Choosing to dry a bouquet of roses is easier than you may think. If you want to preserve a wedding bouquet of roses, a Valentine’s Day bouquet or even an arrangement from your rose garden, this chemical-free method will dry your roses beautifully.
- Skill level:
Things you need
- The bouquet
- Floral wire
- Hammer and nail
Prepare to dry your bouquet of roses. When you feel that your arrangement only has a few days left of vibrant blooms before wilting sets in, you will need to prepare them for drying .
Making a place for your dried bouquet is the next step. In a dim room, you will need to hammer a long nail into the wall. Your bouquet will hang from the nail and dry.
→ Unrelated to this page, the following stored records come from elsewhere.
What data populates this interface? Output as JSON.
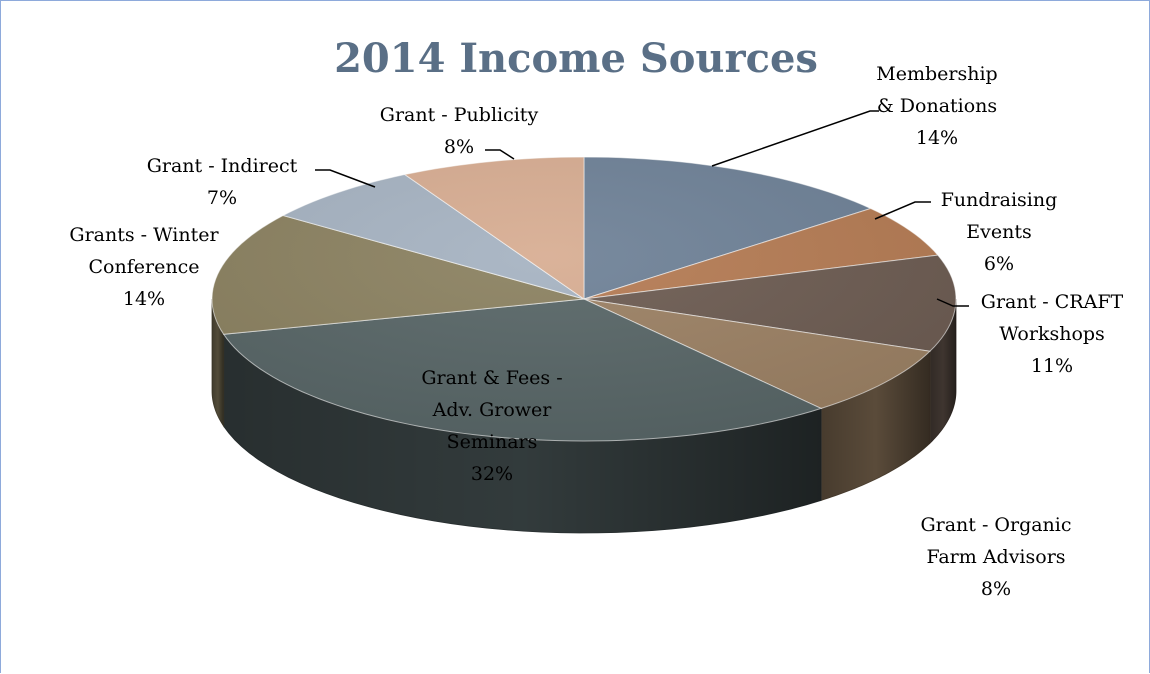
{
  "chart_data": {
    "type": "pie",
    "title": "2014 Income Sources",
    "slices": [
      {
        "label": "Membership\n& Donations",
        "value": 14,
        "display": "14%",
        "color": "#6d8096"
      },
      {
        "label": "Fundraising\nEvents",
        "value": 6,
        "display": "6%",
        "color": "#b47a52"
      },
      {
        "label": "Grant - CRAFT\nWorkshops",
        "value": 11,
        "display": "11%",
        "color": "#6b5a50"
      },
      {
        "label": "Grant - Organic\nFarm Advisors",
        "value": 8,
        "display": "8%",
        "color": "#9a7f62"
      },
      {
        "label": "Grant & Fees -\nAdv. Grower\nSeminars",
        "value": 32,
        "display": "32%",
        "color": "#566465"
      },
      {
        "label": "Grants - Winter\nConference",
        "value": 14,
        "display": "14%",
        "color": "#8a805f"
      },
      {
        "label": "Grant - Indirect",
        "value": 7,
        "display": "7%",
        "color": "#a5b2c1"
      },
      {
        "label": "Grant - Publicity",
        "value": 8,
        "display": "8%",
        "color": "#d7ac91"
      }
    ],
    "data_labels": "outside with leader lines; largest slice labeled inside",
    "legend": "none",
    "style": "3D pie",
    "colors": {
      "title": "#5a6f86"
    }
  }
}
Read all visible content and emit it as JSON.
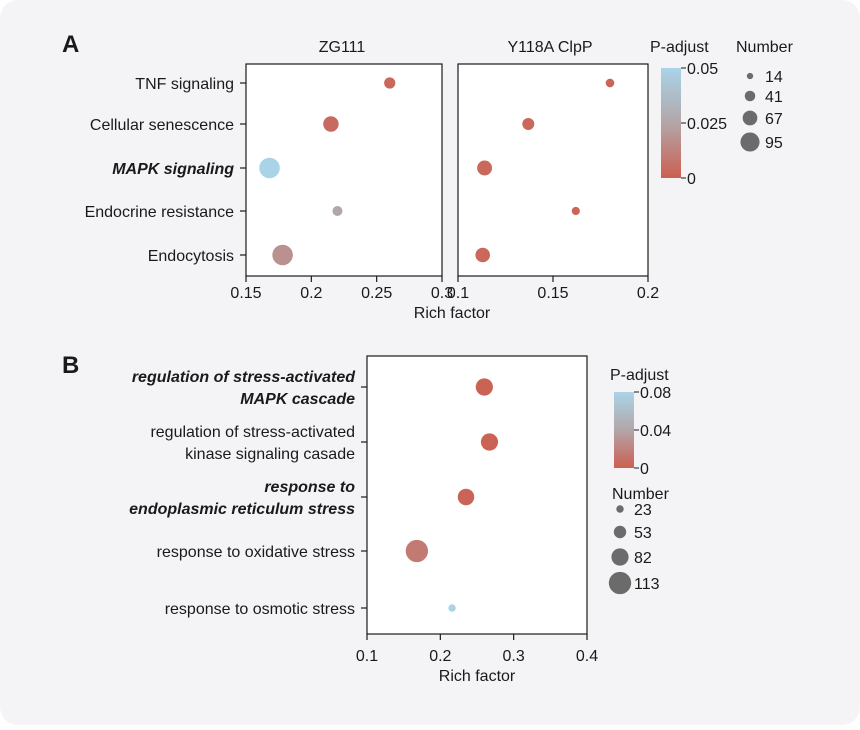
{
  "panels": {
    "a": {
      "letter": "A"
    },
    "b": {
      "letter": "B"
    }
  },
  "colors": {
    "high_p": "#a9d4e8",
    "mid_p": "#b2a6a8",
    "low_p": "#cc5f51",
    "legend_dot": "#6b6b6b"
  },
  "chart_data": [
    {
      "type": "scatter",
      "subtype": "dot-plot",
      "xlabel": "Rich factor",
      "categories": [
        "TNF signaling",
        "Cellular senescence",
        "MAPK signaling",
        "Endocrine resistance",
        "Endocytosis"
      ],
      "emphasized_categories": [
        "MAPK signaling"
      ],
      "facets": [
        {
          "title": "ZG111",
          "xlim": [
            0.15,
            0.3
          ],
          "xticks": [
            "0.15",
            "0.2",
            "0.25",
            "0.3"
          ],
          "points": [
            {
              "category": "TNF signaling",
              "x": 0.26,
              "p_adjust": 0.003,
              "number": 40
            },
            {
              "category": "Cellular senescence",
              "x": 0.215,
              "p_adjust": 0.004,
              "number": 65
            },
            {
              "category": "MAPK signaling",
              "x": 0.168,
              "p_adjust": 0.05,
              "number": 95
            },
            {
              "category": "Endocrine resistance",
              "x": 0.22,
              "p_adjust": 0.025,
              "number": 33
            },
            {
              "category": "Endocytosis",
              "x": 0.178,
              "p_adjust": 0.018,
              "number": 95
            }
          ]
        },
        {
          "title": "Y118A ClpP",
          "xlim": [
            0.1,
            0.2
          ],
          "xticks": [
            "0.1",
            "0.15",
            "0.2"
          ],
          "points": [
            {
              "category": "TNF signaling",
              "x": 0.18,
              "p_adjust": 0.002,
              "number": 25
            },
            {
              "category": "Cellular senescence",
              "x": 0.137,
              "p_adjust": 0.003,
              "number": 45
            },
            {
              "category": "MAPK signaling",
              "x": 0.114,
              "p_adjust": 0.003,
              "number": 62
            },
            {
              "category": "Endocrine resistance",
              "x": 0.162,
              "p_adjust": 0.002,
              "number": 22
            },
            {
              "category": "Endocytosis",
              "x": 0.113,
              "p_adjust": 0.003,
              "number": 60
            }
          ]
        }
      ],
      "color_legend": {
        "title": "P-adjust",
        "min": 0,
        "max": 0.05,
        "ticks": [
          0.05,
          0.025,
          0
        ],
        "tick_labels": [
          "0.05",
          "0.025",
          "0"
        ]
      },
      "size_legend": {
        "title": "Number",
        "values": [
          14,
          41,
          67,
          95
        ],
        "labels": [
          "14",
          "41",
          "67",
          "95"
        ]
      }
    },
    {
      "type": "scatter",
      "subtype": "dot-plot",
      "xlabel": "Rich factor",
      "xlim": [
        0.1,
        0.4
      ],
      "xticks": [
        "0.1",
        "0.2",
        "0.3",
        "0.4"
      ],
      "categories": [
        {
          "lines": [
            "regulation of stress-activated",
            "MAPK cascade"
          ],
          "emphasized": true
        },
        {
          "lines": [
            "regulation of stress-activated",
            "kinase signaling casade"
          ],
          "emphasized": false
        },
        {
          "lines": [
            "response to",
            "endoplasmic reticulum stress"
          ],
          "emphasized": true
        },
        {
          "lines": [
            "response to oxidative stress"
          ],
          "emphasized": false
        },
        {
          "lines": [
            "response to osmotic stress"
          ],
          "emphasized": false
        }
      ],
      "points": [
        {
          "x": 0.26,
          "p_adjust": 0.002,
          "number": 82
        },
        {
          "x": 0.267,
          "p_adjust": 0.002,
          "number": 82
        },
        {
          "x": 0.235,
          "p_adjust": 0.003,
          "number": 78
        },
        {
          "x": 0.168,
          "p_adjust": 0.015,
          "number": 113
        },
        {
          "x": 0.216,
          "p_adjust": 0.08,
          "number": 23
        }
      ],
      "color_legend": {
        "title": "P-adjust",
        "min": 0,
        "max": 0.08,
        "ticks": [
          0.08,
          0.04,
          0
        ],
        "tick_labels": [
          "0.08",
          "0.04",
          "0"
        ]
      },
      "size_legend": {
        "title": "Number",
        "values": [
          23,
          53,
          82,
          113
        ],
        "labels": [
          "23",
          "53",
          "82",
          "113"
        ]
      }
    }
  ]
}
Put the nail in a spot where there is ample space so the bouquet has room and won’t be flattened.
Remove your bouquet of roses from their vase of water while the blooms are still robust. With one hand, carefully hold the bouquet just under the heads of the flowers, and towel dry the stems.
Holding the bouquet, carefully twist floral wire around the stems to hold the bouquet together. The stems need to be secured, since they will shrink as they dry.
Gently invert the bouquet so the blooms are facing the floor and the stems are facing the ceiling. This will help the blooms stay full and round while drying.
Use a second piece of floral wire to make a loop hanger. Thread it through the floral wire securing the stems and make a loop on the exposed end.
Take the bouquet of roses to the room where you will dry them and allow them to hang inverted from the nail. Depending on the humidity in your home, it will take a few weeks for the bouquet of roses to completely dry. By hanging them upside down, the blooms will retain their original shape.
Remove the bouquet of roses once the bouquet it fully dry. Remove the hanging loop and place the bouquet in a dry vase or shadow box for display.
Tips and warnings
- Your dried bouquet of roses will be fragile. When transporting the dried bouquet, be very careful.
- Keep the bouquet of roses away from pets while it is drying. The natural smell may entice them to sniff your project, causing some blooms to be damaged.